Outra versão diz que o termo deriva dos bancos de madeira dos bondes cariocas, que causavam transtornos aos bumbuns mais sensíveis e obrigavam alguns passageiros a levar almofadas para se sentar com o mínimo de conforto. Os machões achavam que só os frescos precisavam das almofadinhas. Gosto das duas versões, a do concurso e a do bonde. Desconfio, todavia, que a primeira é mais verossímil.

Voltemos ao campeonato de almofadinhas bordadas em Petrópolis. A disputa entre os mancebos foi acirrada. Há relatos de que dois concorrentes deram chiliques, tiveram queda de pressão e desmaiaram depois do anúncio do resultado. Meninas prendadas acompanhavam atentamente o desempenho dos varões não tão assinalados.

Quem não gostou coisa nenhuma da contenda, com direito a faniquitos e siricoticos dos rapazolas, foi o escritor Lima Barreto. O autor do Triste Fim de Policarpo Quaresma vociferou contra os participantes do concurso em uma de suas crônicas mais famosas. Cito o grande Lima:

“Foi à custa deste esforço e desta abnegação dos pais que esses petroniozinhos de agora obtiveram ócio para bordar vagabundamente almofadinhas em Petrópolis, ao lado de meninas deliqüescentes. Hércules caricatos ao lado de Onfales cloróticas e bobinhas.”

Pausa para um esclarecimento das antigas. Posso imaginar alguns leitores pensando o seguinte: que diabos o Lima pretendeu dizer com Hércules caricatos e Onfales cloróticas? Explico rapidamente.

Diz a mitologia grega que Hércules, em um momento dos menos afortunados de sua trajetória de semideus, foi exilado na Ásia e condenado a viver três anos como escravo. Foi vendido à Rainha Onfales, viúva do Rei da Lídia, Tmolo. Rolou, evidentemente, um clima de novela do Manoel Carlos entre a Rainha e o filho de Zeus e Alcmena. Onfales resolveu libertar Hércules. O fortão, entretanto, estava apaixonado e preferiu continuar escravo da soberana.

Onfales, que não era mole, pintou e bordou com o semideus. Para mostrar o poder da sedução feminina, se vestia de macho e ordenava que Hércules se vestisse de mulherzinha e ficasse aos seus pés fiando a lã no fuso e na roca.

É isso mesmo – o sujeito que desceu o cacete no terrível Leão de Neméia deu uma de travesti apaixonado, bordando toalhinhas aos pés da Rainha Onfales. Os gregos enxergam nesse mito uma metáfora poderosa do domínio da beleza sobre a força bruta.

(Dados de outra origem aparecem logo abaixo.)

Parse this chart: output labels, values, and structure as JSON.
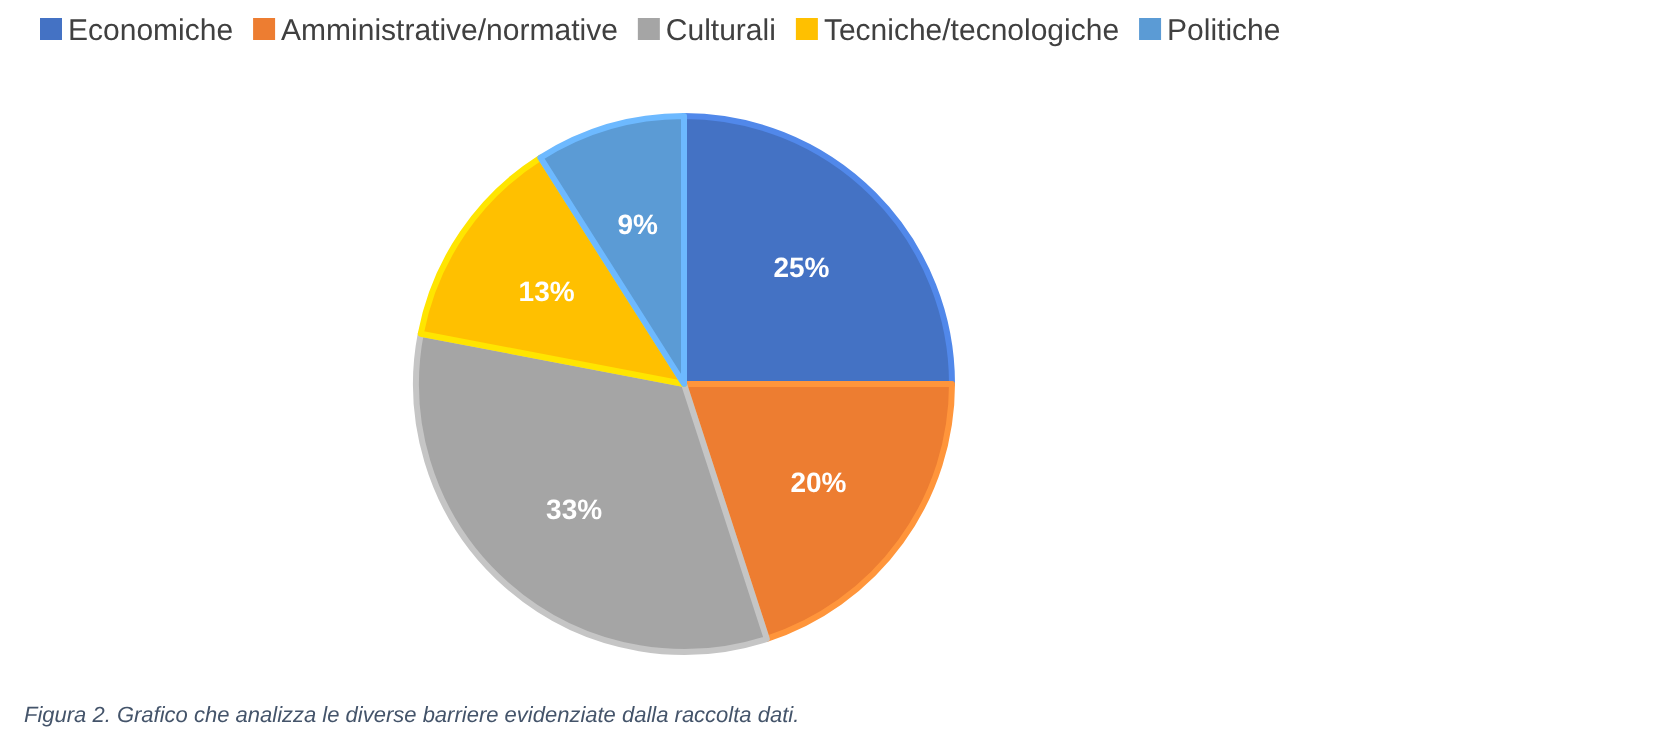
{
  "chart_data": {
    "type": "pie",
    "categories": [
      "Economiche",
      "Amministrative/normative",
      "Culturali",
      "Tecniche/tecnologiche",
      "Politiche"
    ],
    "values": [
      25,
      20,
      33,
      13,
      9
    ],
    "colors": [
      "#4472c4",
      "#ed7d31",
      "#a5a5a5",
      "#ffc000",
      "#5b9bd5"
    ],
    "value_labels": [
      "25%",
      "20%",
      "33%",
      "13%",
      "9%"
    ],
    "legend": "top",
    "annotations": [
      "Figura 2. Grafico che analizza le diverse barriere evidenziate dalla raccolta dati."
    ]
  }
}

O fato é que o homem almofadinha, que tanto asco causou a Lima Barreto, ganhou fama e acabou, inclusive, consagrado como um típico personagem carioca nas caricaturas de J. Carlos, o maior nome do cartum brasileiro na primeira metade do século XX. O almofadinha, nos traços do grande desenhista, era o homem com trejeitos delicados, impecavelmente vestido, perfumado, vaidoso, que acabava dominado pela melindrosa, uma mulher avançada, de vestido curto, pernas grossas e disposta a fazer valer os seus direitos.

Como já digressiono em demasia e até Hércules entrou no furdunço, é melhor ficar por aqui. A almofada do sofá, afinal, me espera para um descanso merecido. Quem sabe me animo e começo o tal dicionário…

Abraços.

One Reply to “Histórias Brasileiras – “Almofadinha – a Origem””

  1. Obrigado pela explicação.
    Agora só me falta entender a origem da expressão “salta-pocinhas”, embora a imagem por si já seja bastante sugestiva.